Tabular on Lesson 8
from fastai.collab import *
from fastai.tabular.all import *
from sklearn.ensemble import RandomForestRegressor
path = untar_data(URLs.ML_100k)
ratings = pd.read_csv(path/'u.data', delimiter='\t', header=None,
names=['user','movie','rating','timestamp'])
ratings.head()
user_name = ratings.columns[0] #user col
item_name = ratings.columns[1] #movie col
rating_name = ratings.columns[2] #label (rating col)
cat_names = [user_name,item_name] #category col
splits = RandomSplitter()(range_of(ratings)) #split
procs = [Categorify, FillMissing, Normalize]
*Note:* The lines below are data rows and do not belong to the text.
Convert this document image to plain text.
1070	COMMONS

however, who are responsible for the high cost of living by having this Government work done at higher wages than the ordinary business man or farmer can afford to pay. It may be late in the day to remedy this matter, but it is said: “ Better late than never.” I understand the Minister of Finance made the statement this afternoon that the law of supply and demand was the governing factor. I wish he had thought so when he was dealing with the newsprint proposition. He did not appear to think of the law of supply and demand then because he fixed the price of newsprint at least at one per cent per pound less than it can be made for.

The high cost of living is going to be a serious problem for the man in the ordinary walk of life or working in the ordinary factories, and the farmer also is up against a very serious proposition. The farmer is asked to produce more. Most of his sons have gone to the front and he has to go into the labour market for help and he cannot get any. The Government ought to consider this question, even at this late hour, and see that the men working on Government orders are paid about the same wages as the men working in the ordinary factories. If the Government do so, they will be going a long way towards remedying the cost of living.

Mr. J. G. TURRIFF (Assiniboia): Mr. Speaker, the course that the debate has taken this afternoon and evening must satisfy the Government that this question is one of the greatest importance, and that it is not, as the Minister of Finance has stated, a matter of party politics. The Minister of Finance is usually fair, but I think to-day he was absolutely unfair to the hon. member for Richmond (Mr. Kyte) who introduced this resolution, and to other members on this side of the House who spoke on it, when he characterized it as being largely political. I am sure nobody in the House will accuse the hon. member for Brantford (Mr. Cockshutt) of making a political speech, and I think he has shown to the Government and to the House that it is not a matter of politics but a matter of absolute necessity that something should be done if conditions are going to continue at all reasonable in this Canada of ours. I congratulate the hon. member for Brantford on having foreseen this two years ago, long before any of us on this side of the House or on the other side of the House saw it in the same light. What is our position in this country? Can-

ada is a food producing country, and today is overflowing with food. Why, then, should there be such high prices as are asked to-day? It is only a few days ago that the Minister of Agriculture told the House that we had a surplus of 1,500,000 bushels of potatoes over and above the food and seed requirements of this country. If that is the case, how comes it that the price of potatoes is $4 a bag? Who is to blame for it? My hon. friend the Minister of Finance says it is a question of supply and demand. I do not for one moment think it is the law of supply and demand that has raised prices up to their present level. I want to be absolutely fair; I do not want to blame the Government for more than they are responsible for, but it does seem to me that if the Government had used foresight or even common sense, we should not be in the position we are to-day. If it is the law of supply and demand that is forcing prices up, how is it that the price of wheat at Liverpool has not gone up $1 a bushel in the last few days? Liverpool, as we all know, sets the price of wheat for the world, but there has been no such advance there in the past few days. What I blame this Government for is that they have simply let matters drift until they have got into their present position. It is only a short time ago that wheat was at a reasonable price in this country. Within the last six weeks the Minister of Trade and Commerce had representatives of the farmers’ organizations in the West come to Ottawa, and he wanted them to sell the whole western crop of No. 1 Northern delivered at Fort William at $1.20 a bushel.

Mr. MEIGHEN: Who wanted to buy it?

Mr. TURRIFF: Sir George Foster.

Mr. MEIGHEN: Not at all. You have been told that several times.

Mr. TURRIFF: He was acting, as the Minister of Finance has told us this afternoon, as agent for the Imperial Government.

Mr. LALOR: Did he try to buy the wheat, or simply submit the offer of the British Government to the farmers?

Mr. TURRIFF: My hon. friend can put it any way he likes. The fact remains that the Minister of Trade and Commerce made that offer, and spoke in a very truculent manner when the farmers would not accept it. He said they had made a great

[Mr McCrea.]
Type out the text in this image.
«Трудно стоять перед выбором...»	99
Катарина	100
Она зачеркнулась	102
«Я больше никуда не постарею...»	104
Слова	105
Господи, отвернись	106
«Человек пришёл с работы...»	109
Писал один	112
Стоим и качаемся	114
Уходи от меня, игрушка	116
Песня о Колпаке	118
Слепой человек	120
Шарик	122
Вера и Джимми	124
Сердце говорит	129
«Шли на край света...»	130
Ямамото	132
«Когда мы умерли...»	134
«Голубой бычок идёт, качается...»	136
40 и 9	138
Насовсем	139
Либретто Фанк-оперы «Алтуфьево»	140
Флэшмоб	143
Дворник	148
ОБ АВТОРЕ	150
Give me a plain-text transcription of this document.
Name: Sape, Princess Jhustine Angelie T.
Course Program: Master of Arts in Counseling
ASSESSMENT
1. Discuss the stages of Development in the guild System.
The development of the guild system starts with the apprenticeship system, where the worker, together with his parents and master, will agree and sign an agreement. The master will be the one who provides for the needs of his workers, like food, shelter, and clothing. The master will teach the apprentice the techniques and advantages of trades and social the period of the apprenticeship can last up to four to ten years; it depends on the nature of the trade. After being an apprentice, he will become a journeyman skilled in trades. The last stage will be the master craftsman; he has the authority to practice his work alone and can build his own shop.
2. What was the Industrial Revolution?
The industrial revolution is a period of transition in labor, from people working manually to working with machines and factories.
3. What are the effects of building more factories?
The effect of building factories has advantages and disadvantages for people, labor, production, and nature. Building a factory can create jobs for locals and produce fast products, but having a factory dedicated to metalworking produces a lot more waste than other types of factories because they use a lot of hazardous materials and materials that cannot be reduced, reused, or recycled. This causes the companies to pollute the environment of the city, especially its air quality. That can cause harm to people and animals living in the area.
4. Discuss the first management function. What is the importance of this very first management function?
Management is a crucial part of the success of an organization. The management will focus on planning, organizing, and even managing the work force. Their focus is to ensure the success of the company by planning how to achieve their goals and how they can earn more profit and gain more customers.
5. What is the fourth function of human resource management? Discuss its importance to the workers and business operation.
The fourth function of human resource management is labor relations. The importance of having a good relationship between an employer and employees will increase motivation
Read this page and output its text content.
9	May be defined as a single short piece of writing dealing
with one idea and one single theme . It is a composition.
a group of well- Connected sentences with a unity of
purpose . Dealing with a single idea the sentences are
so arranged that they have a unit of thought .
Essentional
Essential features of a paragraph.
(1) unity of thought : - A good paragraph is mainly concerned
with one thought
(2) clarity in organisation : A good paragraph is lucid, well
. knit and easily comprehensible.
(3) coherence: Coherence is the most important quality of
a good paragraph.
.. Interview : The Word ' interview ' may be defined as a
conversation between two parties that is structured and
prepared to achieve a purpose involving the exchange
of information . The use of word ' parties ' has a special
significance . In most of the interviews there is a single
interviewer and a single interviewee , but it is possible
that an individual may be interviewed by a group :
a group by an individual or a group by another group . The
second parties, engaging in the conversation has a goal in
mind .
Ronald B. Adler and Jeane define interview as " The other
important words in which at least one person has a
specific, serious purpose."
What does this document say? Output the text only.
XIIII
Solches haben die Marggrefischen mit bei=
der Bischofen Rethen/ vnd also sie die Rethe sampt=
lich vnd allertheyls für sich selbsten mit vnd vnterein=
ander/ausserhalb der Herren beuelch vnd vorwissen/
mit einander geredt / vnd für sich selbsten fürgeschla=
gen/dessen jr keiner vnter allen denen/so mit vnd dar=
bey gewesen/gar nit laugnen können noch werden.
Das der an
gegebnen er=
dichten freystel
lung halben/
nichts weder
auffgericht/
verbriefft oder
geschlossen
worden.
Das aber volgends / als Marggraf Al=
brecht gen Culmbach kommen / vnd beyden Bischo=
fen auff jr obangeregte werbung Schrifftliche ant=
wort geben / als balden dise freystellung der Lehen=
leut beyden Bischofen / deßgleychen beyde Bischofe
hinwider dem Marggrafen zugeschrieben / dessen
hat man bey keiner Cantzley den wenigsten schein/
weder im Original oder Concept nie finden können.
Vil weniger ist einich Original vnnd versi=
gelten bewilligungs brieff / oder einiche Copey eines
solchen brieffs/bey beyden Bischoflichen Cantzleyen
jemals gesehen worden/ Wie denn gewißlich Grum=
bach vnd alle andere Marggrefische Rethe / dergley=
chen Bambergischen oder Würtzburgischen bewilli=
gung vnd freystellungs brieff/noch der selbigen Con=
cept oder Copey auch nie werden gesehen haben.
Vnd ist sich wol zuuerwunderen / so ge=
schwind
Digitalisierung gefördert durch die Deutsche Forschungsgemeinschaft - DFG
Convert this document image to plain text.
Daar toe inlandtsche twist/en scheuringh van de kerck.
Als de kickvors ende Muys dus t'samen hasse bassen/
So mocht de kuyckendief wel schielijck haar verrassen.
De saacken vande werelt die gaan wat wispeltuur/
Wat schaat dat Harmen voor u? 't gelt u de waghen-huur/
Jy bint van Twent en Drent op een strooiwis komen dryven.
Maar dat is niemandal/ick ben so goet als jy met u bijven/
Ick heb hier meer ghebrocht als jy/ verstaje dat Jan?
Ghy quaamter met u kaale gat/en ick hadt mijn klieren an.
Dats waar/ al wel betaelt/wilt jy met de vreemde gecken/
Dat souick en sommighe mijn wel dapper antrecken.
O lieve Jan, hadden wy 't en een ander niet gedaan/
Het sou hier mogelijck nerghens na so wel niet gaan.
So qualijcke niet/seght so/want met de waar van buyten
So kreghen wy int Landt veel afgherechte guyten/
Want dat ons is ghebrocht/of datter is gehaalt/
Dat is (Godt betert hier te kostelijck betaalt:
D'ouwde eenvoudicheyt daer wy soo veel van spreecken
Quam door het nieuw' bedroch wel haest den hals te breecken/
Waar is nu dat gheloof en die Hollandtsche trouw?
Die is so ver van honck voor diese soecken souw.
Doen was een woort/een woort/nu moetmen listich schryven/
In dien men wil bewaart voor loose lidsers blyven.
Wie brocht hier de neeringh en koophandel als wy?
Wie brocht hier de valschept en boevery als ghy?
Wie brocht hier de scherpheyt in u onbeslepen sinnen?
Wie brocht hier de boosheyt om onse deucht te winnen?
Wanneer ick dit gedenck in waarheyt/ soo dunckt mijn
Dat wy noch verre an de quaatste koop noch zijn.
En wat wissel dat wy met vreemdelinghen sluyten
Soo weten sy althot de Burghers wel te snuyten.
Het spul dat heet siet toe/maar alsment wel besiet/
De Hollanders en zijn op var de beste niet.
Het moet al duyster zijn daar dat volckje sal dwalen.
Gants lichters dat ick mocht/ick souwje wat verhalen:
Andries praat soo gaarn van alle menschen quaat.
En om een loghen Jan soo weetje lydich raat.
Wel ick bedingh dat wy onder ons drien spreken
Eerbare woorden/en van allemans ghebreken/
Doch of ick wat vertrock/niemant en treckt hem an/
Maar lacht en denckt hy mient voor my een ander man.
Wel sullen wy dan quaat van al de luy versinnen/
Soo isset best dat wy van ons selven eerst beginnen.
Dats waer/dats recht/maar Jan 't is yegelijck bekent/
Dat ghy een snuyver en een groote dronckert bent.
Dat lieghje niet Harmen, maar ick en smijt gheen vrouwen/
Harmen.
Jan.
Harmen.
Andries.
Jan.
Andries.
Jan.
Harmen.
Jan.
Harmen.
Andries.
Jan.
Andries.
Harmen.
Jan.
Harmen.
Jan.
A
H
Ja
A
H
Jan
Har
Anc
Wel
to = TabularCollab(ratings, procs, cat_names, y_names=[rating_name], y_block=TransformBlock(), splits=splits, reduce_memory=False)
dls = to.dataloaders()
dls.show_batch()
learn = tabular_learner(dls, y_range=(0,5.5), layers=[500,250],
n_out=1, loss_func=MSELossFlat())
learn.lr_find() #find best lr
learn.fit_one_cycle(4, 1e-3, wd=.01)
If you compare these results with lesson 8, you will notice they are similer.
def r_mse(pred,y): return round(math.sqrt(((pred-y)**2).mean()), 6)
def m_rmse(m, xs, y): return r_mse(m.predict(xs), y)
Method below creates our random forest and fits it
def rf(xs, y, n_estimators=40, max_samples=80000, max_features=0.5, min_samples_leaf=5, **kwargs):
return RandomForestRegressor(n_jobs=-1, n_estimators=n_estimators,
max_samples=max_samples, max_features=max_features,
min_samples_leaf=min_samples_leaf, oob_score=True).fit(xs, y)
procs = [Categorify, FillMissing]
to = TabularCollab(ratings, procs, cat_names, y_names=[rating_name], y_block=TransformBlock(), splits=splits, reduce_memory=False)
xs,y = to.train.xs, to.train.y
valid_xs,valid_y = to.valid.xs, to.valid.y
m = rf(xs, y) #Fitting
m_rmse(m, xs, y), m_rmse(m, valid_xs, valid_y)